- SEC’s Dodd-Frank Disclosure Rule Vacated by Federal Court in Washington, D.C.
- July 11, 2013
- Law Firm: Holland Hart LLP - Denver Office
Last week in Washington, D.C., U.S. District Court Judge John D. Bates vacated the Securities and Exchange Commission's ("SEC") Rule implementing Section 1504 of the Dodd Frank Wall Street Reform and Consumer Protection Act ("Dodd Frank"). Section 1504 requires oil, gas, and mining companies to report payments made to foreign governments in connection with the commercial development of oil, natural gas, or minerals. Judge Bates, in a detailed 30-page opinion, found that the SEC had acted arbitrarily and capriciously when it promulgated certain aspects of the "Disclosure of Payments by Resource Extraction Issuers" Rule implementing Section 1504. Though his ruling focused on two specific issues, Judge Bates vacated the entire rule and remanded the matter to the SEC for further action, thereby suspending implementation of the rule.
The Bates Stamp of Disapproval: Understanding the Lawsuit and the Ruling
Section 1504 of Dodd Frank directed the SEC to issue a rule requiring each "resource extraction issuer" or public oil, gas, or mining company to include in an annual report to the SEC information relating to any payment made to a foreign government or the U.S. government "for the purpose of the commercial development of oil, natural gas, or minerals." 15 U.S.C § 78m(q). In September 2012, the SEC adopted the disclosure rule by a 2-1 vote. The SEC rule required not only disclosure of payments to the SEC, but also mandated public disclosure, even when such reporting conflicted with or was prohibited by foreign law. The SEC found that the rule would cost U.S. public companies approximately $1 billion for initial compliance and would impose an ongoing cost of compliance of between $200 million and $400 million. These estimated costs do not include potential additional billions of dollars in costs to companies because of - among other things - business disruptions in connection with the Section 1504 disclosure requirements.
The American Petroleum Institute (API), the Chamber of Commerce of the United States, and others challenged the rule, alleging, among other things, that the rule (and the statute) compelled speech in violation of the First Amendment of the Constitution, and that the SEC acted arbitrarily and capriciously in violation of the Administrative Procedure Act and the Securities Exchange Act of 1934. On July 2, Judge Bates granted summary judgment in favor of plaintiffs. Avoiding the constitutional question, the court ruled (1) that the SEC misread the Dodd Frank Act to mandate public disclosure of the required reports, and (2) that the SEC's decision to deny any exemption where the reporting obligation conflicted with foreign law in the host nation was arbitrary and capricious given the SEC's limited explanation of its decision and lack of "reasoned decisionmaking."
On the public reporting issue, Judge Bates rejected entirely the SEC's reading of Dodd Frank and found that the Act does not require public filing of each company's reports.
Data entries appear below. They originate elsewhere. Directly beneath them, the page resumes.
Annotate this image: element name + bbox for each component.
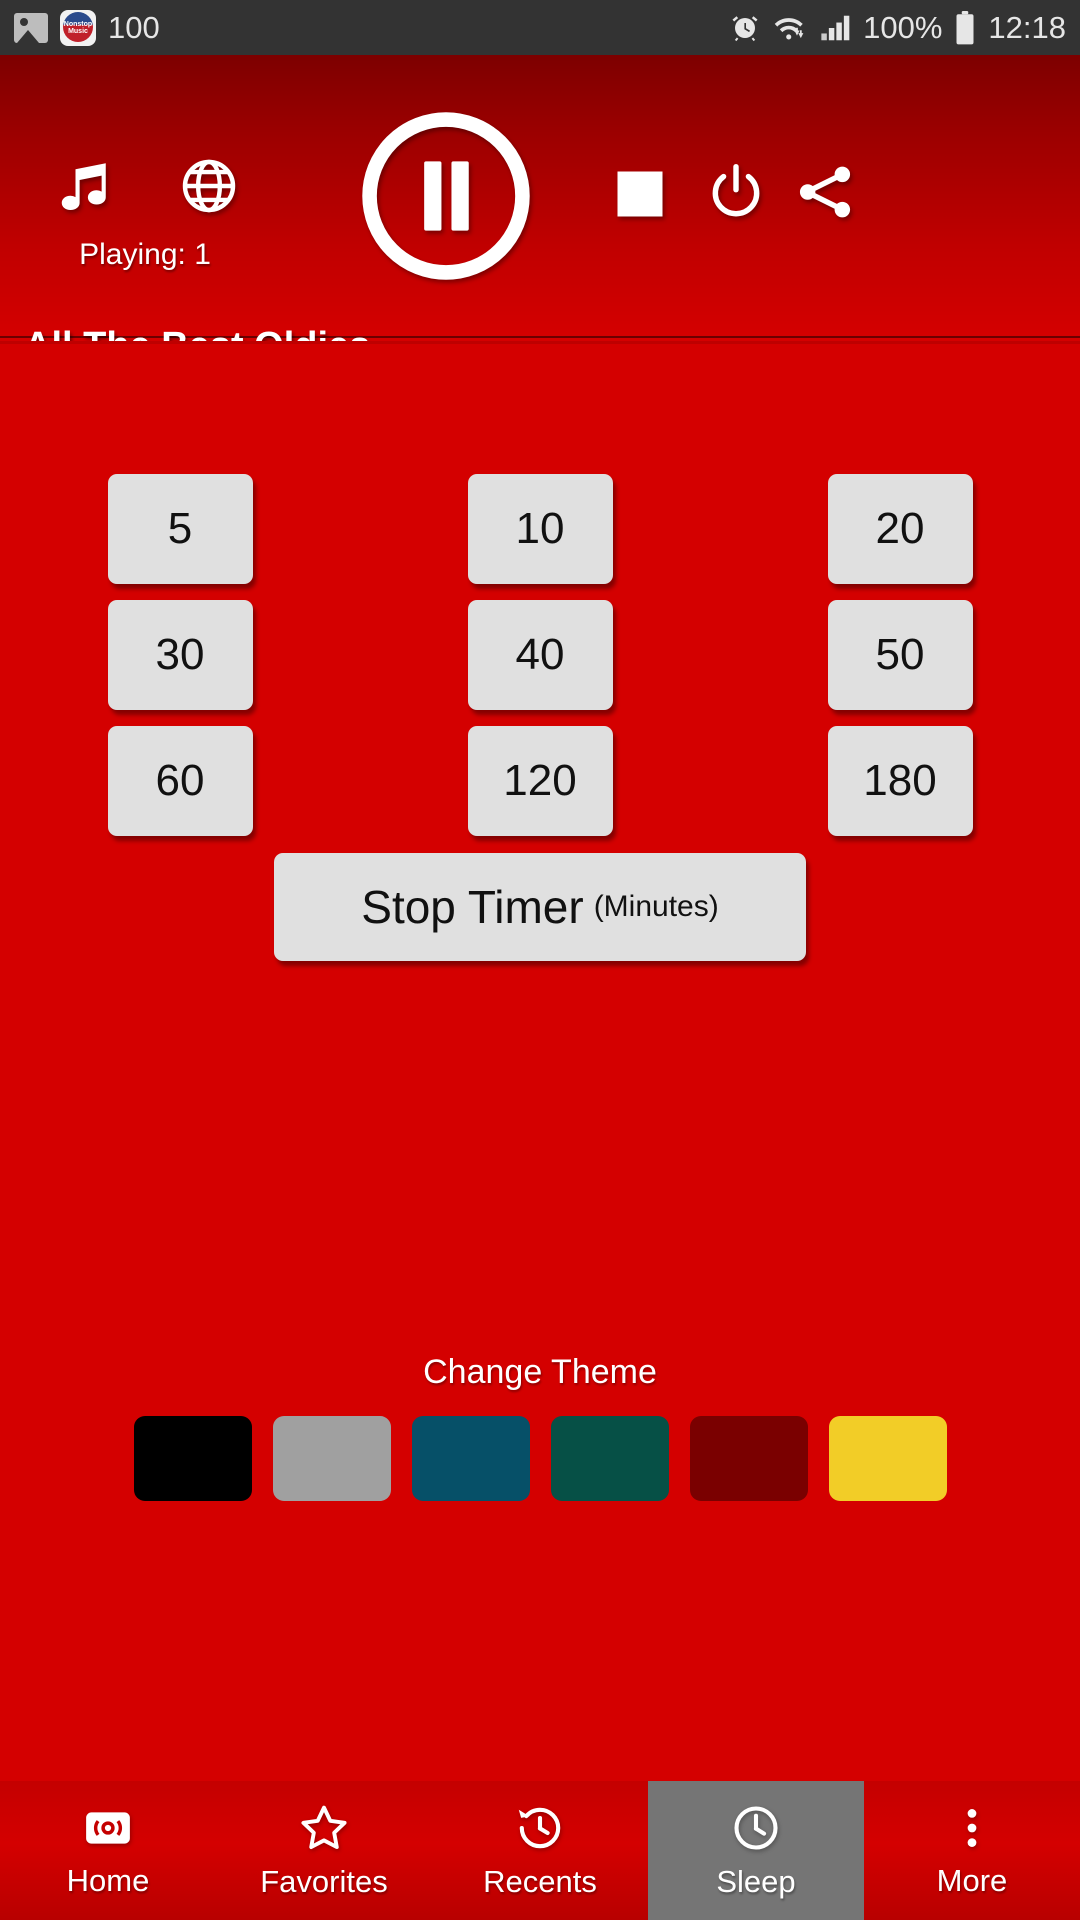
wifi-icon bbox=[773, 14, 807, 42]
nav-item-favorites[interactable]: Favorites bbox=[216, 1781, 432, 1920]
theme-swatch-yellow[interactable] bbox=[828, 1416, 947, 1501]
nav-label-more: More bbox=[936, 1862, 1008, 1898]
timer-button-180[interactable]: 180 bbox=[827, 726, 973, 836]
timer-button-40[interactable]: 40 bbox=[467, 600, 613, 710]
share-icon[interactable] bbox=[793, 160, 857, 224]
radio-icon bbox=[83, 1803, 133, 1853]
stop-timer-button[interactable]: Stop Timer (Minutes) bbox=[274, 853, 806, 961]
alarm-icon bbox=[730, 13, 760, 43]
nav-item-home[interactable]: Home bbox=[0, 1781, 216, 1920]
nav-item-sleep[interactable]: Sleep bbox=[648, 1781, 864, 1920]
status-bar: Nonstop Music 100 100% 12:18 bbox=[0, 0, 1080, 55]
theme-swatches bbox=[0, 1416, 1080, 1501]
clock-label: 12:18 bbox=[988, 9, 1066, 45]
stop-timer-unit-label: (Minutes) bbox=[593, 890, 719, 923]
bottom-navigation: Home Favorites Recents Sleep More bbox=[0, 1781, 1080, 1920]
theme-swatch-teal[interactable] bbox=[411, 1416, 530, 1501]
timer-button-20[interactable]: 20 bbox=[827, 474, 973, 584]
nav-label-sleep: Sleep bbox=[716, 1863, 796, 1899]
pause-button[interactable] bbox=[355, 105, 537, 287]
star-icon bbox=[298, 1802, 350, 1854]
timer-button-10[interactable]: 10 bbox=[467, 474, 613, 584]
battery-percent-label: 100% bbox=[863, 9, 943, 45]
signal-icon bbox=[820, 14, 850, 42]
clock-icon bbox=[730, 1802, 782, 1854]
nav-item-recents[interactable]: Recents bbox=[432, 1781, 648, 1920]
change-theme-label: Change Theme bbox=[423, 1353, 657, 1391]
nav-label-home: Home bbox=[66, 1862, 150, 1898]
app-icon-line1: Nonstop bbox=[63, 20, 93, 28]
nav-label-favorites: Favorites bbox=[260, 1863, 388, 1899]
playing-status-label: Playing: 1 bbox=[79, 238, 211, 271]
timer-button-60[interactable]: 60 bbox=[107, 726, 253, 836]
timer-button-50[interactable]: 50 bbox=[827, 600, 973, 710]
theme-swatch-black[interactable] bbox=[133, 1416, 252, 1501]
power-icon[interactable] bbox=[705, 160, 767, 222]
stop-button[interactable] bbox=[613, 167, 667, 221]
timer-button-30[interactable]: 30 bbox=[107, 600, 253, 710]
nav-item-more[interactable]: More bbox=[864, 1781, 1080, 1920]
player-header: Playing: 1 All The Best Oldies bbox=[0, 55, 1080, 367]
music-note-icon[interactable] bbox=[48, 155, 114, 221]
sleep-timer-panel: 5 10 20 30 40 50 60 120 180 Stop Timer (… bbox=[0, 341, 1080, 1781]
app-icon-line2: Music bbox=[68, 27, 88, 35]
notification-count: 100 bbox=[108, 9, 160, 45]
nav-label-recents: Recents bbox=[483, 1863, 597, 1899]
timer-button-5[interactable]: 5 bbox=[107, 474, 253, 584]
more-vert-icon bbox=[947, 1803, 997, 1853]
theme-swatch-maroon[interactable] bbox=[689, 1416, 808, 1501]
status-bar-right: 100% 12:18 bbox=[730, 10, 1066, 46]
globe-icon[interactable] bbox=[178, 155, 240, 217]
theme-swatch-green[interactable] bbox=[550, 1416, 669, 1501]
timer-buttons-grid: 5 10 20 30 40 50 60 120 180 bbox=[0, 474, 1080, 836]
nonstop-music-app-icon: Nonstop Music bbox=[60, 9, 96, 46]
status-bar-left: Nonstop Music 100 bbox=[14, 9, 160, 46]
image-icon bbox=[14, 12, 48, 43]
stop-timer-label: Stop Timer bbox=[361, 881, 584, 933]
timer-button-120[interactable]: 120 bbox=[467, 726, 613, 836]
battery-icon bbox=[955, 10, 975, 45]
theme-swatch-grey[interactable] bbox=[272, 1416, 391, 1501]
history-clock-icon bbox=[514, 1802, 566, 1854]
Judge Bates was unpersuaded by the SEC's contention that the language and intention of Dodd Frank compel public reporting. He observed that while Congress used the term "public" in other sections of Dodd Frank, it did not use the term "public" Section 1504. Further, Judge Bates reasoned, the term "report" does not always mean public reporting.
With regard to conflicts between Dodd Frank disclosure requirements and foreign law, Judge Bates noted that the SEC itself had found warranted concerns that the Rule could add billions of dollars of costs to affected public companies. Yet the SEC failed to undertake any specific analysis of such costs and burdens, and failed to engage in sufficiently "reasoned decisionmaking" in refusing to create a reporting exemption. Accordingly, Judge Bates found that the SEC had "abdicated its statutory responsibility to investors," and that the SEC's "decision to deny any exemption was, given the limited explanation provided, arbitrary and capricious."
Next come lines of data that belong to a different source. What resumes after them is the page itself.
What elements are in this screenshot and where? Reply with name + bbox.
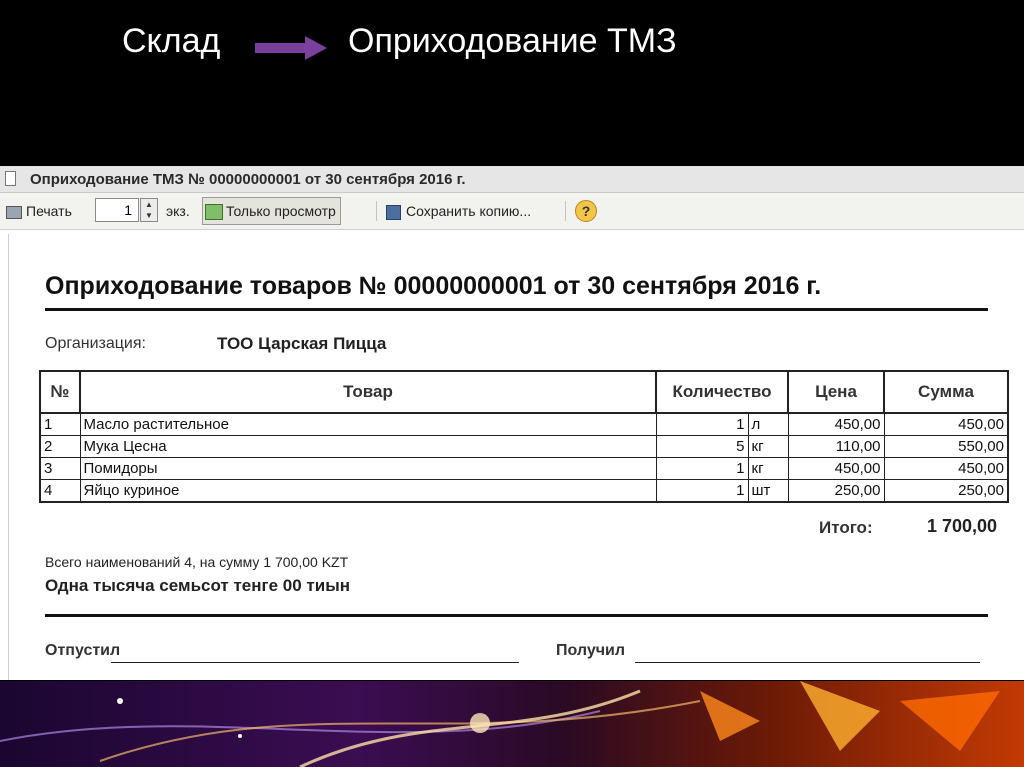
row-number: 4 — [39, 479, 81, 503]
table-header-row: № Товар Количество Цена Сумма — [39, 370, 1009, 414]
document-window: Оприходование ТМЗ № 00000000001 от 30 се… — [0, 166, 1024, 680]
row-quantity: 1 — [655, 412, 749, 436]
floppy-disk-icon — [386, 204, 401, 220]
save-copy-label: Сохранить копию... — [406, 203, 532, 219]
light-streaks-image — [0, 681, 1000, 767]
toolbar-divider — [376, 201, 377, 221]
row-number: 2 — [39, 435, 81, 458]
received-by-signature-line — [635, 662, 980, 663]
window-titlebar: Оприходование ТМЗ № 00000000001 от 30 се… — [0, 166, 1024, 193]
heading-divider — [45, 308, 988, 311]
copies-input[interactable]: 1 — [95, 198, 139, 222]
table-row: 1 Масло растительное 1 л 450,00 450,00 — [39, 412, 1009, 436]
arrow-right-icon — [255, 36, 327, 60]
toolbar: Печать 1 ▲ ▼ экз. Только просмотр Сохран… — [0, 193, 1024, 230]
window-title: Оприходование ТМЗ № 00000000001 от 30 се… — [30, 171, 466, 188]
table-row: 2 Мука Цесна 5 кг 110,00 550,00 — [39, 435, 1009, 458]
help-icon[interactable]: ? — [575, 200, 597, 222]
column-header-quantity: Количество — [655, 370, 789, 414]
chevron-down-icon[interactable]: ▼ — [141, 210, 157, 221]
row-quantity: 1 — [655, 479, 749, 503]
print-button-label: Печать — [26, 203, 72, 219]
row-unit: кг — [747, 435, 789, 458]
row-price: 250,00 — [787, 479, 885, 503]
column-header-sum: Сумма — [883, 370, 1009, 414]
row-item: Яйцо куриное — [79, 479, 657, 503]
view-only-label: Только просмотр — [226, 203, 336, 219]
row-item: Масло растительное — [79, 412, 657, 436]
copies-unit-label: экз. — [166, 203, 190, 219]
total-label: Итого: — [819, 518, 873, 537]
row-unit: л — [747, 412, 789, 436]
released-by-label: Отпустил — [45, 642, 121, 659]
slide-title-to: Оприходование ТМЗ — [348, 22, 677, 60]
print-button[interactable]: Печать — [6, 200, 72, 222]
released-by-signature-line — [111, 662, 519, 663]
received-by-label: Получил — [556, 642, 626, 659]
row-sum: 450,00 — [883, 457, 1009, 480]
column-header-price: Цена — [787, 370, 885, 414]
slide-title-from: Склад — [122, 22, 221, 60]
document-heading: Оприходование товаров № 00000000001 от 3… — [45, 272, 822, 300]
row-price: 450,00 — [787, 457, 885, 480]
edit-lock-icon — [205, 204, 223, 221]
row-item: Помидоры — [79, 457, 657, 480]
goods-table: № Товар Количество Цена Сумма 1 Масло ра… — [39, 370, 1009, 503]
amount-in-words: Одна тысяча семьсот тенге 00 тиын — [45, 576, 350, 595]
column-header-number: № — [39, 370, 81, 414]
slide-title: Склад Оприходование ТМЗ — [0, 22, 1024, 72]
document-icon — [5, 171, 16, 186]
organization-label: Организация: — [45, 335, 146, 352]
copies-stepper[interactable]: ▲ ▼ — [140, 198, 158, 222]
row-number: 3 — [39, 457, 81, 480]
view-only-button[interactable]: Только просмотр — [202, 197, 341, 225]
signature-divider — [45, 614, 988, 617]
row-item: Мука Цесна — [79, 435, 657, 458]
printable-form: Оприходование товаров № 00000000001 от 3… — [8, 234, 1019, 680]
organization-value: ТОО Царская Пицца — [217, 334, 387, 353]
row-sum: 250,00 — [883, 479, 1009, 503]
row-quantity: 5 — [655, 435, 749, 458]
save-copy-button[interactable]: Сохранить копию... — [386, 200, 531, 222]
row-quantity: 1 — [655, 457, 749, 480]
table-row: 4 Яйцо куриное 1 шт 250,00 250,00 — [39, 479, 1009, 503]
toolbar-divider — [565, 201, 566, 221]
table-row: 3 Помидоры 1 кг 450,00 450,00 — [39, 457, 1009, 480]
row-unit: шт — [747, 479, 789, 503]
column-header-item: Товар — [79, 370, 657, 414]
decorative-banner — [0, 681, 1024, 767]
total-value: 1 700,00 — [927, 516, 998, 536]
chevron-up-icon[interactable]: ▲ — [141, 199, 157, 210]
row-number: 1 — [39, 412, 81, 436]
printer-icon — [6, 205, 22, 219]
row-sum: 450,00 — [883, 412, 1009, 436]
row-price: 450,00 — [787, 412, 885, 436]
items-summary: Всего наименований 4, на сумму 1 700,00 … — [45, 554, 349, 570]
row-unit: кг — [747, 457, 789, 480]
row-sum: 550,00 — [883, 435, 1009, 458]
row-price: 110,00 — [787, 435, 885, 458]
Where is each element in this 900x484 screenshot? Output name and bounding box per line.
Identifying the SEC's Reset Button: the Relationship Between Section 1504 and EITI
In his opinion, Judge Bates suggested a path forward for the SEC to implement Section 1504 of the Dodd Frank Act. Judge Bates noted in his opinion that key oil, gas, and mining companies had acted to institute a voluntary international initiative - the Extractive Industries Transparency Initiative (EITI) - to disclose payments by extractive industry companies to governments. Under the EITI, governments combine with civil society and industry groups to set and carry out an established protocol for reporting payments, thereby achieving greater transparency while honoring foreign law and protecting established contracts and confidential commercial information.
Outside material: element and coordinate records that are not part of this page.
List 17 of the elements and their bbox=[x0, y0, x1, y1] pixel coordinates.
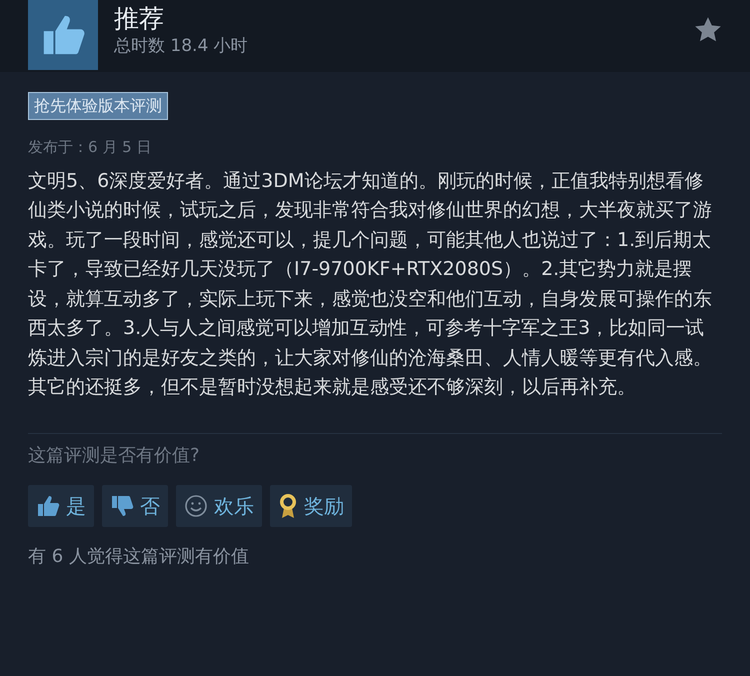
award-button[interactable]: 奖励 bbox=[270, 484, 352, 526]
yes-button[interactable]: 是 bbox=[28, 484, 94, 526]
helpful-question: 这篇评测是否有价值? bbox=[28, 444, 201, 468]
star-icon[interactable] bbox=[694, 16, 722, 43]
early-access-tag: 抢先体验版本评测 bbox=[28, 92, 168, 120]
thumbs-up-icon bbox=[28, 0, 98, 70]
posted-date: 发布于：6 月 5 日 bbox=[28, 137, 152, 158]
no-button[interactable]: 否 bbox=[102, 484, 168, 526]
funny-button[interactable]: 欢乐 bbox=[176, 484, 262, 526]
helpful-count: 有 6 人觉得这篇评测有价值 bbox=[28, 544, 250, 568]
thumbs-up-icon bbox=[36, 494, 60, 516]
smiley-icon bbox=[184, 494, 208, 518]
playtime-text: 总时数 18.4 小时 bbox=[114, 35, 249, 58]
review-text: 文明5、6深度爱好者。通过3DM论坛才知道的。刚玩的时候，正值我特别想看修仙类小说的时候，试玩之后，发现非常符合我对修仙世界的幻想，大半夜就买了游戏。玩了一段时间，感觉还可以，提几个问题，可能其他人也说过了：1.到后期太卡了，导致已经好几天没玩了（I7-9700KF+RTX2080S）。2.其它势力就是摆设，就算互动多了，实际上玩下来，感觉也没空和他们互动，自身发展可操作的东西太多了。3.人与人之间感觉可以增加互动性，可参考十字军之王3，比如同一试炼进入宗门的是好友之类的，让大家对修仙的沧海桑田、人情人暖等更有代入感。其它的还挺多，但不是暂时没想起来就是感受还不够深刻，以后再补充。 bbox=[28, 168, 713, 400]
thumbs-down-icon bbox=[110, 494, 134, 516]
award-icon bbox=[278, 492, 298, 518]
verdict-title: 推荐 bbox=[114, 4, 165, 34]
Judge Bates wrote that the SEC "noted throughout the Rule that it will burden competition and harm investors, but viewed itself as powerless to address that harm" because of its mistaken narrow interpretation of its discretion under Dodd Frank. With the benefit of the court's ruling, Judge Bates observed, the SEC "may well strike a different balance." More specifically, Judge Bates commented that in light of the SEC's stated intention to follow the EITI approach and that the Dodd Frank Act reporting requirement "deviates from the EITI less than the Commission assumed," the SEC "may materially alter the Rule in light of flexibility it did not know it had."